Marcus Berkmann

Aural danger

Marcus Berkmann on what failing hearing means for a music-lover

issue 01 March 2008

The Guardian had an interesting — and, frankly, terrifying — piece the other day by Nick Coleman, the Independent’s long-serving and shamelessly cerebral rock critic. I used to know Nick slightly: we talked drivel on the same radio show for a while a dozen years ago, and he wrote a piece about my first cricket book, in which he described me as ‘faintly posh and indefatigably sunny’, a combination of words that makes my girlfriend fall about to this day. Actually, I liked him a lot: he has an incredibly dry sense of humour and loves music to his core.

And a terrible thing has happened to him. Without warning, or apparent reason, he has lost his hearing in one ear. Worse, the ability to hear in that ear has been replaced by a monstrous variety of noises, as his brain tries to compensate. ‘It is the auditory equivalent of the illusion experienced by amputees,’ he explains.
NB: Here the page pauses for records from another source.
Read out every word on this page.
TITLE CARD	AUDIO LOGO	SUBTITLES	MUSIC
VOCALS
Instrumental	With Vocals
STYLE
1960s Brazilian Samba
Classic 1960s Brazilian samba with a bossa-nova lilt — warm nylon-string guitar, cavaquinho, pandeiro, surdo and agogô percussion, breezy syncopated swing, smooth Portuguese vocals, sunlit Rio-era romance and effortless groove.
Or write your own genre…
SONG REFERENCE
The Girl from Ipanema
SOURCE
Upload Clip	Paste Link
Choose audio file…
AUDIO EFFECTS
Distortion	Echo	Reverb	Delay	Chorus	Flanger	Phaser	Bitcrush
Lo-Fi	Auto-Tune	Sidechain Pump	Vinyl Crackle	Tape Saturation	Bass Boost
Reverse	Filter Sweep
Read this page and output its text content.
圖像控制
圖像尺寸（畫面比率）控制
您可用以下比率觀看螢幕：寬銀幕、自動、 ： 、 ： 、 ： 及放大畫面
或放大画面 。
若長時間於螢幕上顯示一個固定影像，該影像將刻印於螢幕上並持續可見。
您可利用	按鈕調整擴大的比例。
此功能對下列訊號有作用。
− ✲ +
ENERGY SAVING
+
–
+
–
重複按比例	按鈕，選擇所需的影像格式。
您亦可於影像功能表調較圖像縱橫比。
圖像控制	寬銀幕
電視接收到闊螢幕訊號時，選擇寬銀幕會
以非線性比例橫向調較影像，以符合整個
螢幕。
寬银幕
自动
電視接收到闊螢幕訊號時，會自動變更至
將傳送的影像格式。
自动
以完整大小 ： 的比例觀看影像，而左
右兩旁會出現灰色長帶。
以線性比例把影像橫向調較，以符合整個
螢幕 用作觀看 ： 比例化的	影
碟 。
It’s not conventional tinnitus, ‘but entirely reactive to input in the good ear…When two or more voices are joined in amiable conversation, I hear trains entering underground stations.’ And music, his ‘great passion in life’, has become a nightmare. ‘What I can hear is monophonic, on the far side of whatever uproar happens to be filling my head.’

He manages to write about all this with great eloquence and without a trace of self-pity, or the rage he must surely feel. Because the chances are that this will get no better. His ability to cope with it might, but the hearing in that ear seems to be gone for good.

As it happens, Nick is the same age as me: 47. We are at that slightly worrying age when bits of us start dropping off and people we know keel over for no apparent reason.